COMMERCIALIZATION OF A PATENT

• The patent owner may grant permission to an individual/organization/industry to make, use, and
sell his patented invention. This takes place according to agreed terms and conditions between the
involving parties.

• A patent owner may grant a license to a third party for the reasons mentioned below: o The patent
owner has a decent job e.g. university professor and has no desire or aptitude to exploit the patent
on his own. o The patent owner may not have the necessary manufacturing facilities. o The
manufacturing facility is not able to meet the market demand. o The patent owner wishes to
concentrate on one geographic market; for other geographical markets, he may choose to license the
patent rights.

• Once the patent is granted, the patentee (person holding the rights to the patent) enjoys the
exclusive rights to use the patented invention.

• Only the patentee has the right to license or deal with the patent for any deliberations. Although,
the validity of the granted patent is for 20 years (from the date of filing a patent application), but the
patentee is required to furnish information (Form-27), on an annual basis relating to the
commercialization/selling of the patent. It is called as Working/Licensing of the Patent.

• The licensing of a patent can be exclusive or non-exclusive.

• In an Exclusive License, the patent is sold to only one individual/organization for a fixed time
period. During this time period, no other person or entity can exploit the relevant IP except the
named licensee.

• In Non-Exclusive License, a patentee can sell his patent rights to as many individuals/parties as he
likes. If the patentee is not able to commercialize his patent within three years from the date of the
grant of a patent, any person may submit an application to the Controller of Patents for grant of
Compulsory Licensing (of the patent), subject to the fulfillment of following conditions: o Reasonable
requirements of the public concerning the patented invention have not been satisfied. o The
patented invention is not available to the public at a reasonable price. o The patented invention is
not worked in the territory of India.

UTILITY MODELS

• In many cases, a new invention involves an incremental improvement over the existing products,
but this technical improvement is not sufficient enough to pass the stringent criterion of Novelty and
Non-obviousness set aside for the grant of a patent. Such small innovations can still be legally
protected in some countries and termed as ‗Utility Models‘ or ‗Petty Patents‘ or ‗Innovation
Patents‘.

• In this case, the criterion of Novelty and Non-obviousness are diluted or relinquished. But the
requirement of industrial application or utility is the same as that for patents.

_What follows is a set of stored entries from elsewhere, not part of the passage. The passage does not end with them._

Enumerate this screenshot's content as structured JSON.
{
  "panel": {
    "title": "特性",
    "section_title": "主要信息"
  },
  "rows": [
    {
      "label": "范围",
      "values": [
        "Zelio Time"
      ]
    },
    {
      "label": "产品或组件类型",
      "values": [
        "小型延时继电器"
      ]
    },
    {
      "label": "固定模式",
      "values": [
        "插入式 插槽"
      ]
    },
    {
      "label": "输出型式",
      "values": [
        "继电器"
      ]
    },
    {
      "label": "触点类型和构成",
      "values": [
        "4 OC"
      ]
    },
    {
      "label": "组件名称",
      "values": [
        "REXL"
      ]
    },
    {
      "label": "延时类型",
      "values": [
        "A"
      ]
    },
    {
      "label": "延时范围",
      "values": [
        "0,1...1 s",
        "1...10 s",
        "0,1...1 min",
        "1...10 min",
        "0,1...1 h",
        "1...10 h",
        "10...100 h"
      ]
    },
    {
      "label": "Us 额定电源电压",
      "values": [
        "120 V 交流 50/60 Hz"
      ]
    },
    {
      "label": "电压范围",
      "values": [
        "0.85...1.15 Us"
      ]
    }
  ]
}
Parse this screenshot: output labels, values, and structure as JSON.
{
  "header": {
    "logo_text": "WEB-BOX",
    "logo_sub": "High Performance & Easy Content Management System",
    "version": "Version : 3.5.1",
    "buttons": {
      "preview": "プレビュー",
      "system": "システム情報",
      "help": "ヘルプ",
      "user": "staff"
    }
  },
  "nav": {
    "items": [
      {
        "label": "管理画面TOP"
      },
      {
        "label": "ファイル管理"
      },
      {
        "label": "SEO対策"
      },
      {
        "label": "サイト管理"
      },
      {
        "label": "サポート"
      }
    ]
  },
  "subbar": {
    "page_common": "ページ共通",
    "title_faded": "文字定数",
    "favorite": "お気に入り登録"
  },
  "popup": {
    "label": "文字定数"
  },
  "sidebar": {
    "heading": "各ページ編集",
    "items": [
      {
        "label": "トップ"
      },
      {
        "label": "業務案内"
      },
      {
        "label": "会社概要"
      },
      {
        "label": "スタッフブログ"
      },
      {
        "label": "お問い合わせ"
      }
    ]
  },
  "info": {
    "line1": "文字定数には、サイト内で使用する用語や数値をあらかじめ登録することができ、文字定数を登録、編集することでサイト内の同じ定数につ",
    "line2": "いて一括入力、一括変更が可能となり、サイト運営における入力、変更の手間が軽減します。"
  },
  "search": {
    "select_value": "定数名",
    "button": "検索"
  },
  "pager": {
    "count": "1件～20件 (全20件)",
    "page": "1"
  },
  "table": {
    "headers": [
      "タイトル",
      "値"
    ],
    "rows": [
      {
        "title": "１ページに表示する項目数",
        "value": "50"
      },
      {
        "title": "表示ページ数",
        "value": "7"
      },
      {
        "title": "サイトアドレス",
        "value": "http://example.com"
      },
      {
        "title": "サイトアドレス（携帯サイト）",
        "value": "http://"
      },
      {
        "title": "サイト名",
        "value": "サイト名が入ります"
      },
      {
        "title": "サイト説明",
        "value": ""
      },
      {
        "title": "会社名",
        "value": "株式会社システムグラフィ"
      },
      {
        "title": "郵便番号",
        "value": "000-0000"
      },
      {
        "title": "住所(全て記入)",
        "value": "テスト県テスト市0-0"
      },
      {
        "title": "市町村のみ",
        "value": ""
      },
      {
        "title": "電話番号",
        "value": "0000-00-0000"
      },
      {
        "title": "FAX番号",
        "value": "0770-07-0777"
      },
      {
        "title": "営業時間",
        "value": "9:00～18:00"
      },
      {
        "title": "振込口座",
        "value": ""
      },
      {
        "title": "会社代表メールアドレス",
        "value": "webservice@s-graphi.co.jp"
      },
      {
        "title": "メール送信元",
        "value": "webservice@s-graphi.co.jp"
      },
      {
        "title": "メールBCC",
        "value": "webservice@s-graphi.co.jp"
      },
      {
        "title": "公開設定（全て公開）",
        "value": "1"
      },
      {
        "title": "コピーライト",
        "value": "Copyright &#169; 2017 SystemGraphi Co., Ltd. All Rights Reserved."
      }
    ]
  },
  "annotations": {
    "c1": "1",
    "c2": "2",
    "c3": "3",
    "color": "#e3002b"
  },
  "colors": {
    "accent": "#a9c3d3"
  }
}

• Utility Model is a helpful tool for Micro, Small and Medium Enterprises (MSME) since the grant of a
Utility Model is usually less rigorous and involves minimal cost.

• MSMEs do not have deep pockets to carry out intensive R&D leading to the grant of patents. But
their innovations are good enough for improving their products/processes and bringing more
financial rewards. Such inventions pass the requirements set aside for Utility Models but not for
patents.

• The life of the Utility Model is less as compared to the patents. It varies from 7-15 years in different
countries.

• Nearly 80 countries, including France, Germany, Japan, South Korea, China, Finland, Russian
Federation and Spain, provide protection for Utility Models under their IPR laws.

• India till date does not recognize utility patents. If these small patents are recognized under IP
protection in India, it will catapult the number of patents (filed and granted) on annual basis.